Delta Lake support in Athena has the following considerations and limitations:

  • Tables with AWS Glue catalog only – Native Delta Lake support is supported only through tables registered with AWS Glue. If you have a Delta Lake table that is registered with another metastore, you can still keep it and treat it as your primary metastore. Because Delta Lake metadata is stored in the file system (for example, in Amazon S3) rather than in the metastore, Athena requires only the location property in AWS Glue to read from your Delta Lake tables.

  • V3 engine only – Delta Lake queries are supported only on Athena engine version 3. You must ensure that the workgroup you create is configured to use Athena engine version 3.

  • Delta Lake reader version – Delta Lake reader protocol up to version 3 is supported.

  • Deletion vector support – Athena supports reading from Delta Lake tables with deletion vectors.

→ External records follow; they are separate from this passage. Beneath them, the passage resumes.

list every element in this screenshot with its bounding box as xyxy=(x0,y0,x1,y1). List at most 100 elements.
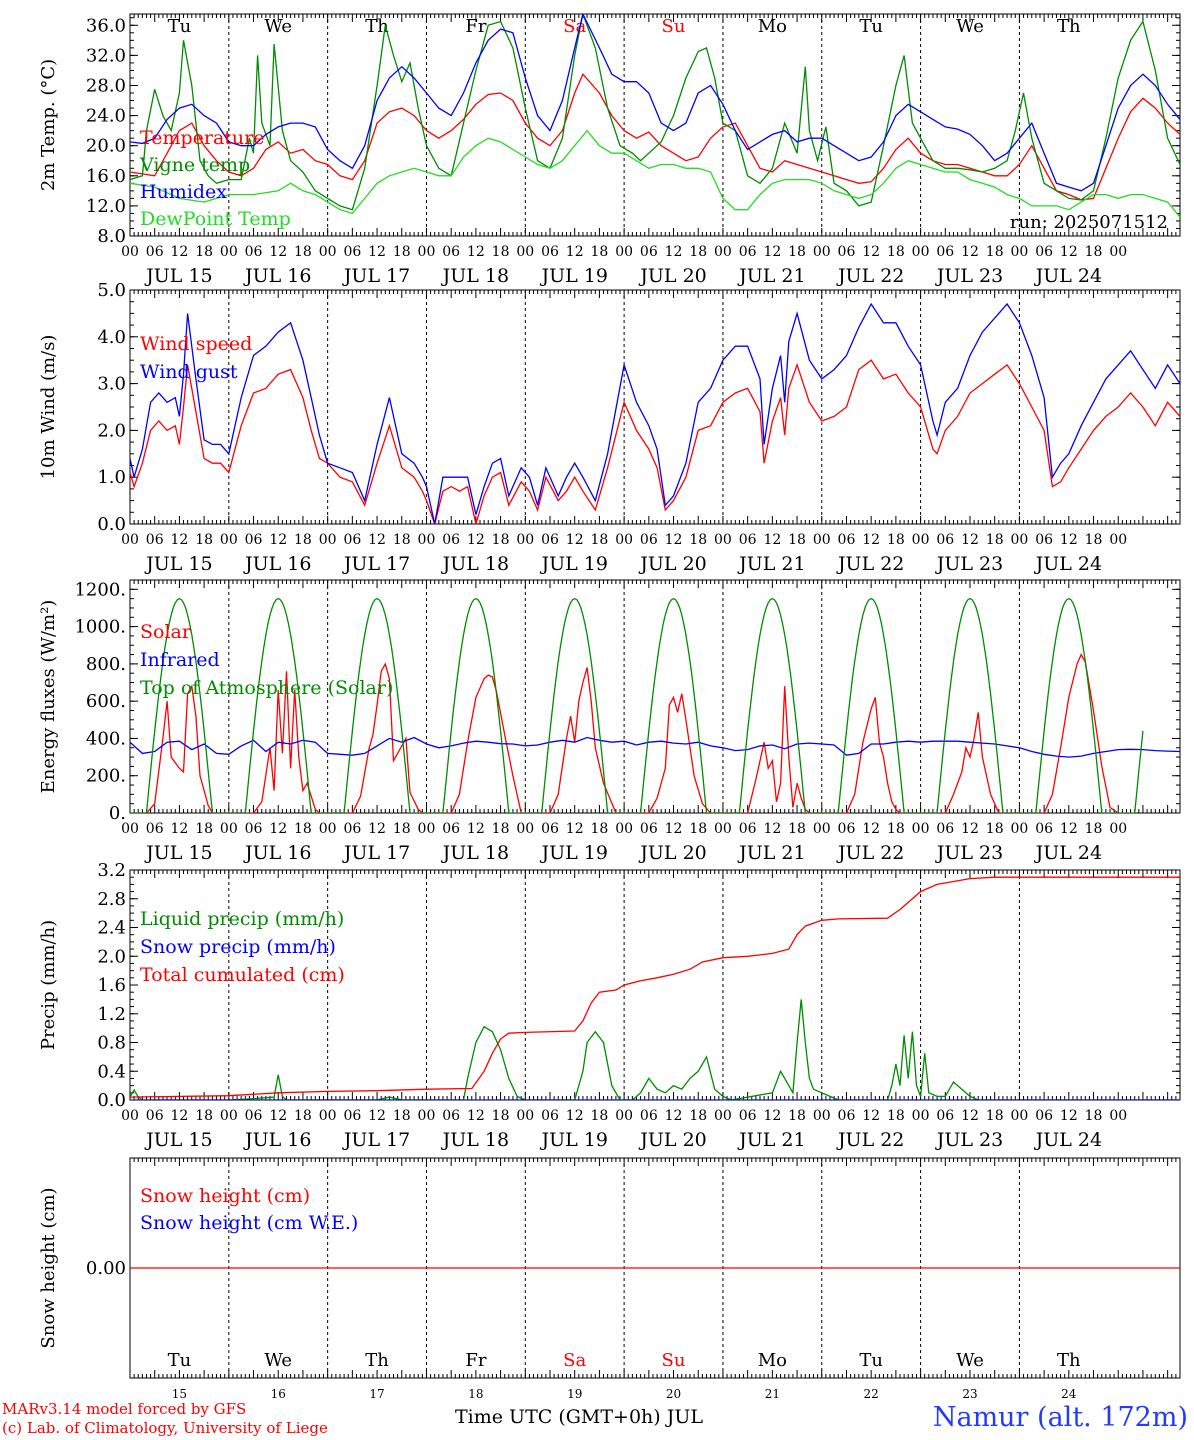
weekday-label: We xyxy=(264,16,292,37)
hour-tick-label: 12 xyxy=(763,244,781,260)
hour-tick-label: 06 xyxy=(146,532,164,548)
hour-tick-label: 06 xyxy=(146,821,164,837)
hour-tick-label: 12 xyxy=(467,821,485,837)
run-label: run: 2025071512 xyxy=(1010,212,1168,233)
hour-tick-label: 18 xyxy=(986,1108,1004,1124)
hour-tick-label: 18 xyxy=(788,244,806,260)
weekday-label: Fr xyxy=(465,16,486,37)
hour-tick-label: 18 xyxy=(1085,1108,1103,1124)
hour-tick-label: 12 xyxy=(368,244,386,260)
hour-tick-label: 00 xyxy=(912,532,930,548)
hour-tick-label: 18 xyxy=(986,532,1004,548)
hour-tick-label: 18 xyxy=(986,821,1004,837)
series-total-cumulated-cm xyxy=(130,876,1180,1098)
day-number-label: 21 xyxy=(765,1387,780,1401)
date-label: JUL 18 xyxy=(441,1129,509,1151)
hour-tick-label: 12 xyxy=(862,244,880,260)
hour-tick-label: 00 xyxy=(1010,821,1028,837)
weekday-label: Sa xyxy=(563,1350,586,1371)
date-label: JUL 24 xyxy=(1034,842,1102,864)
hour-tick-label: 06 xyxy=(739,821,757,837)
panel-frame-3 xyxy=(129,579,1181,814)
hour-tick-label: 00 xyxy=(813,821,831,837)
hour-tick-label: 12 xyxy=(368,532,386,548)
day-number-label: 17 xyxy=(369,1387,384,1401)
hour-tick-label: 00 xyxy=(1109,821,1127,837)
date-label: JUL 22 xyxy=(836,1129,904,1151)
legend-dewpoint-temp: DewPoint Temp xyxy=(140,208,291,230)
hour-tick-label: 06 xyxy=(442,821,460,837)
date-label: JUL 20 xyxy=(638,1129,706,1151)
hour-tick-label: 12 xyxy=(961,821,979,837)
hour-tick-label: 12 xyxy=(566,821,584,837)
hour-tick-label: 12 xyxy=(170,821,188,837)
hour-tick-label: 00 xyxy=(912,244,930,260)
legend-snow-height-cm: Snow height (cm) xyxy=(140,1185,310,1207)
hour-tick-label: 06 xyxy=(640,532,658,548)
hour-tick-label: 06 xyxy=(442,532,460,548)
hour-tick-label: 18 xyxy=(887,532,905,548)
hour-tick-label: 12 xyxy=(665,821,683,837)
hour-tick-label: 06 xyxy=(838,1108,856,1124)
hour-tick-label: 18 xyxy=(195,532,213,548)
hour-tick-label: 06 xyxy=(739,244,757,260)
lab-credit: (c) Lab. of Climatology, University of L… xyxy=(2,1419,328,1437)
hour-tick-label: 00 xyxy=(516,1108,534,1124)
date-label: JUL 20 xyxy=(638,265,706,287)
legend-top-of-atmosphere-solar: Top of Atmosphere (Solar) xyxy=(140,677,393,699)
hour-tick-label: 18 xyxy=(393,1108,411,1124)
hour-tick-label: 00 xyxy=(418,821,436,837)
hour-tick-label: 06 xyxy=(442,244,460,260)
date-label: JUL 20 xyxy=(638,553,706,575)
hour-tick-label: 06 xyxy=(838,821,856,837)
hour-tick-label: 18 xyxy=(195,1108,213,1124)
y-tick-label: 600. xyxy=(86,691,126,712)
hour-tick-label: 12 xyxy=(170,244,188,260)
hour-tick-label: 18 xyxy=(689,532,707,548)
date-label: JUL 21 xyxy=(737,1129,805,1151)
hour-tick-label: 12 xyxy=(763,821,781,837)
hour-tick-label: 12 xyxy=(961,532,979,548)
date-label: JUL 24 xyxy=(1034,553,1102,575)
hour-tick-label: 18 xyxy=(492,244,510,260)
hour-tick-label: 00 xyxy=(418,244,436,260)
y-tick-label: 5.0 xyxy=(97,280,126,301)
legend-humidex: Humidex xyxy=(140,181,227,203)
weekday-label: Mo xyxy=(758,1350,787,1371)
y-tick-label: 4.0 xyxy=(97,327,126,348)
hour-tick-label: 00 xyxy=(813,532,831,548)
hour-tick-label: 18 xyxy=(590,1108,608,1124)
hour-tick-label: 12 xyxy=(566,244,584,260)
y-tick-label: 1.2 xyxy=(97,1004,126,1025)
hour-tick-label: 12 xyxy=(862,532,880,548)
hour-tick-label: 06 xyxy=(1035,244,1053,260)
legend-temperature: Temperature xyxy=(140,127,264,149)
series-liquid-precip-mm-h xyxy=(130,999,1180,1100)
date-label: JUL 17 xyxy=(342,553,410,575)
hour-tick-label: 18 xyxy=(1085,532,1103,548)
hour-tick-label: 06 xyxy=(245,1108,263,1124)
y-tick-label: 28.0 xyxy=(86,75,126,96)
y-tick-label: 0.00 xyxy=(86,1258,126,1279)
hour-tick-label: 00 xyxy=(418,532,436,548)
hour-tick-label: 06 xyxy=(245,821,263,837)
hour-tick-label: 00 xyxy=(714,821,732,837)
y-tick-label: 20.0 xyxy=(86,136,126,157)
y-tick-label: 400. xyxy=(86,728,126,749)
y-tick-label: 24.0 xyxy=(86,106,126,127)
series-group xyxy=(130,597,1180,813)
hour-tick-label: 12 xyxy=(566,1108,584,1124)
hour-tick-label: 18 xyxy=(393,821,411,837)
date-label: JUL 21 xyxy=(737,553,805,575)
date-label: JUL 15 xyxy=(144,1129,212,1151)
series-temperature xyxy=(130,73,1180,201)
hour-tick-label: 12 xyxy=(269,532,287,548)
weekday-label: Tu xyxy=(859,1350,883,1371)
y-tick-label: 12.0 xyxy=(86,196,126,217)
y-tick-label: 1200. xyxy=(74,579,126,600)
hour-tick-label: 18 xyxy=(788,532,806,548)
hour-tick-label: 12 xyxy=(566,532,584,548)
hour-tick-label: 06 xyxy=(541,1108,559,1124)
hour-tick-label: 00 xyxy=(615,821,633,837)
date-label: JUL 17 xyxy=(342,265,410,287)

Deletion vectors are a storage optimization feature that can be enabled on Delta Lake tables. For more information, see What are deletion vectors? in the Delta Lake documentation.

  • Column mapping and timestampNtzDelta column mapping, which allows Delta table columns and the underlying Parquet file columns to use different names, and timestamp without timezone (timestampNtz) are supported.

  • No time travel support – There is no support for queries that use Delta Lake’s time travel capabilities.

  • Read only – Write DML statements like UPDATE, INSERT, or DELETE are not supported.

  • Lake Formation support – Lake Formation integration is available for Delta Lake tables with their schema in sync with AWS Glue. For more information, see Using AWS Lake Formation with Amazon Athena and Set up permissions for a Delta Lake table in the AWS Lake Formation Developer Guide.

  • Limited DDL support – The following DDL statements are supported: CREATE EXTERNAL TABLE, SHOW COLUMNS, SHOW TBLPROPERTIES, SHOW PARTITIONS, SHOW CREATE TABLE, and DESCRIBE. For information on using the CREATE EXTERNAL TABLE statement, see the Get started section.

  • Skipping S3 Glacier objects not supported – If objects in the Linux Foundation Delta Lake table are in an Amazon S3 Glacier storage class, setting the read_restored_glacier_objects table property to false has no effect.

    For example, suppose you issue the following command:

    ALTER TABLE table_name SET TBLPROPERTIES ('read_restored_glacier_objects' = 'false')

    For Iceberg and Delta Lake tables, the command produces the error Unsupported table property key: read_restored_glacier_objects. For Hudi tables, the ALTER TABLE command does not produce an error, but Amazon S3 Glacier objects are still not skipped. Running SELECT queries after the ALTER TABLE command continues to return all objects.